# Parse raw json tweet files
Use preprocessor: https://github.com/s/preprocessor

In [None]:
!pip install tweet-preprocessor &> /dev/null

In [None]:
from google.colab import drive
drive.mount('/content/drive')

Mounted at /content/drive


In [None]:
!ls "drive/Shareddrives/AV_Twitter_Project/Topic Modeling/data"
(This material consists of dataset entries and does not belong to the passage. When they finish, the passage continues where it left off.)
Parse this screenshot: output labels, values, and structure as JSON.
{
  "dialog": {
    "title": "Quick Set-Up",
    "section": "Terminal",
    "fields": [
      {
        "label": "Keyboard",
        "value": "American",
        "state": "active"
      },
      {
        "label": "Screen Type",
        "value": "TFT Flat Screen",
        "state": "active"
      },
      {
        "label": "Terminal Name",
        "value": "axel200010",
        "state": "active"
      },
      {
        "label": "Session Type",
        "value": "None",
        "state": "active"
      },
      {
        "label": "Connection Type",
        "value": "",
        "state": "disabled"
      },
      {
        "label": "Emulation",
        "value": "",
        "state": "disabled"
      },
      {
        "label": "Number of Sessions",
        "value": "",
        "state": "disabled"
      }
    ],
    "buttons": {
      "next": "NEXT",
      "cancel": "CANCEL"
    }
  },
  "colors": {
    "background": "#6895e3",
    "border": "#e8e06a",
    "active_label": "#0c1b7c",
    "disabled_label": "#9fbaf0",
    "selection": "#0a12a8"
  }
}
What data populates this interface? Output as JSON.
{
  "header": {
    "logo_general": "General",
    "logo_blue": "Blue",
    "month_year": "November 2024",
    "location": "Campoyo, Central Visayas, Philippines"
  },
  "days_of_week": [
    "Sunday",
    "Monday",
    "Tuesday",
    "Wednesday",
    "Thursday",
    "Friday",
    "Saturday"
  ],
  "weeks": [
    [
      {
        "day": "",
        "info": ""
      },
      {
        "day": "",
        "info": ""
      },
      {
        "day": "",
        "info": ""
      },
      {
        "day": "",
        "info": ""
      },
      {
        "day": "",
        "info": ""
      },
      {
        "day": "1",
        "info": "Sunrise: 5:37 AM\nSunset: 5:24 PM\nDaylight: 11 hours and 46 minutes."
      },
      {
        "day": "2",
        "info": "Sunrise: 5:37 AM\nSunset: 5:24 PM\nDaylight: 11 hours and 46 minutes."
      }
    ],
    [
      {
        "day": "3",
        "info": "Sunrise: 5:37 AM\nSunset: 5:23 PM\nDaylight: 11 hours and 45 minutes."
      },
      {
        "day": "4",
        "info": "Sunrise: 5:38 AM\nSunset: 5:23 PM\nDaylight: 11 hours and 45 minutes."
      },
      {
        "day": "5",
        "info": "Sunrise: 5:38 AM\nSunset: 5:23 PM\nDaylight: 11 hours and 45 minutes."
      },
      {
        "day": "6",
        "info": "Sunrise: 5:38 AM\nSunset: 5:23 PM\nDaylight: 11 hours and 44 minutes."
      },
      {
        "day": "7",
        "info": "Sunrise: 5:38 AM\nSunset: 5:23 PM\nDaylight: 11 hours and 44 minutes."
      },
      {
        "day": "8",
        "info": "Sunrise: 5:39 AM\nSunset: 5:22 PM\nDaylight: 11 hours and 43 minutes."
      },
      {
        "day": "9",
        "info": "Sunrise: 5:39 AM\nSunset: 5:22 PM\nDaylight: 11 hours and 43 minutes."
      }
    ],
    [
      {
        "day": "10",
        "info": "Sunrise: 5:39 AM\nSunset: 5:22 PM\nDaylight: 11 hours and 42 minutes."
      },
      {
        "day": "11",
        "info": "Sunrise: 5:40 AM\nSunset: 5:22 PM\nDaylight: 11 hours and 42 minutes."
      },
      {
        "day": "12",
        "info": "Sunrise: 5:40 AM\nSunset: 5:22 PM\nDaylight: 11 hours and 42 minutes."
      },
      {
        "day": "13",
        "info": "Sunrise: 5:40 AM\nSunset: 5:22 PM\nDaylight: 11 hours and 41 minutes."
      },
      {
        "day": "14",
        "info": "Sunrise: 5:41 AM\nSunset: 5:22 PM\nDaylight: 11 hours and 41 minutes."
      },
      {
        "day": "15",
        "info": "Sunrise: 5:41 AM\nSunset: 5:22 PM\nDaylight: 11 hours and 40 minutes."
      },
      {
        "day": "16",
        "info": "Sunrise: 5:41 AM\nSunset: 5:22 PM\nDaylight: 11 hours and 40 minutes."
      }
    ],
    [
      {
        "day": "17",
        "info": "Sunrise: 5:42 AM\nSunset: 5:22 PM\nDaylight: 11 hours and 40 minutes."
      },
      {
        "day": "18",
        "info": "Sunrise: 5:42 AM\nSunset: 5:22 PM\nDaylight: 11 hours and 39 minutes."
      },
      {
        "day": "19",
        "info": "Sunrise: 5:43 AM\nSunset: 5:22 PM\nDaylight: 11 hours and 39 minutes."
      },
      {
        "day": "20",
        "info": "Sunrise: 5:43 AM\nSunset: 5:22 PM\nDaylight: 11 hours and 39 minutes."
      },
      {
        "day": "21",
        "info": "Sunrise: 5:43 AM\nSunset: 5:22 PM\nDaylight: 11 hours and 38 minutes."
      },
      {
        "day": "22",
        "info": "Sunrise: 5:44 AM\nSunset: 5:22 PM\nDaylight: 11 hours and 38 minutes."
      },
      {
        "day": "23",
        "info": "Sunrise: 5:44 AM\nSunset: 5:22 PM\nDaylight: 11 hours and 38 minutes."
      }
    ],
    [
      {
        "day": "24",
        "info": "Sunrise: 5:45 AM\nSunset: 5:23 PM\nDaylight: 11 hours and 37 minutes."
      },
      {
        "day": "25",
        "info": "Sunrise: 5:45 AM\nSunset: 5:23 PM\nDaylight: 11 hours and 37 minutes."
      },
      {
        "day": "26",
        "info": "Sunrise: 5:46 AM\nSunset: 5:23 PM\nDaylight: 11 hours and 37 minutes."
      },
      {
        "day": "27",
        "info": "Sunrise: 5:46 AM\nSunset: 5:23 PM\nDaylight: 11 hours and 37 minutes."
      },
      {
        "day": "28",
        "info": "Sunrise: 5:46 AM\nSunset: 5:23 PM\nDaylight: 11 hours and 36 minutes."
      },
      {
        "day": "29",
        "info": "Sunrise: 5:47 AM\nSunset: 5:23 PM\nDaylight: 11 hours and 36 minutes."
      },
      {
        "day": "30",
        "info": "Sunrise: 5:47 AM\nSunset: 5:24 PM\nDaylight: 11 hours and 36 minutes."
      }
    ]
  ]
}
'History of Automated Vehicle Technology - History of Automated Vehicle Technology.csv'
 Link_Events_10_day
'old data'
 opinion_modeling


In [None]:
import os
import glob
from datetime import datetime
import json
import pprint
import pandas as pd
import numpy as np
import matplotlib.pyplot as plt
import preprocessor as p

In [None]:
cwd = "drive/Shareddrives/AV_Twitter_Project/Topic Modeling"

In [None]:
# show files in dir
data_path = os.path.join(
    cwd, "data/Link_Events_10_day/raw_json/text",
)
file_paths = glob.glob(
    os.path.join(cwd, "data/Link_Events_10_day/raw_json/text", "*.json")
)
file_path = file_paths[0]

for i, path in enumerate(file_paths):
    print(f"{i}: {os.path.basename(path)}")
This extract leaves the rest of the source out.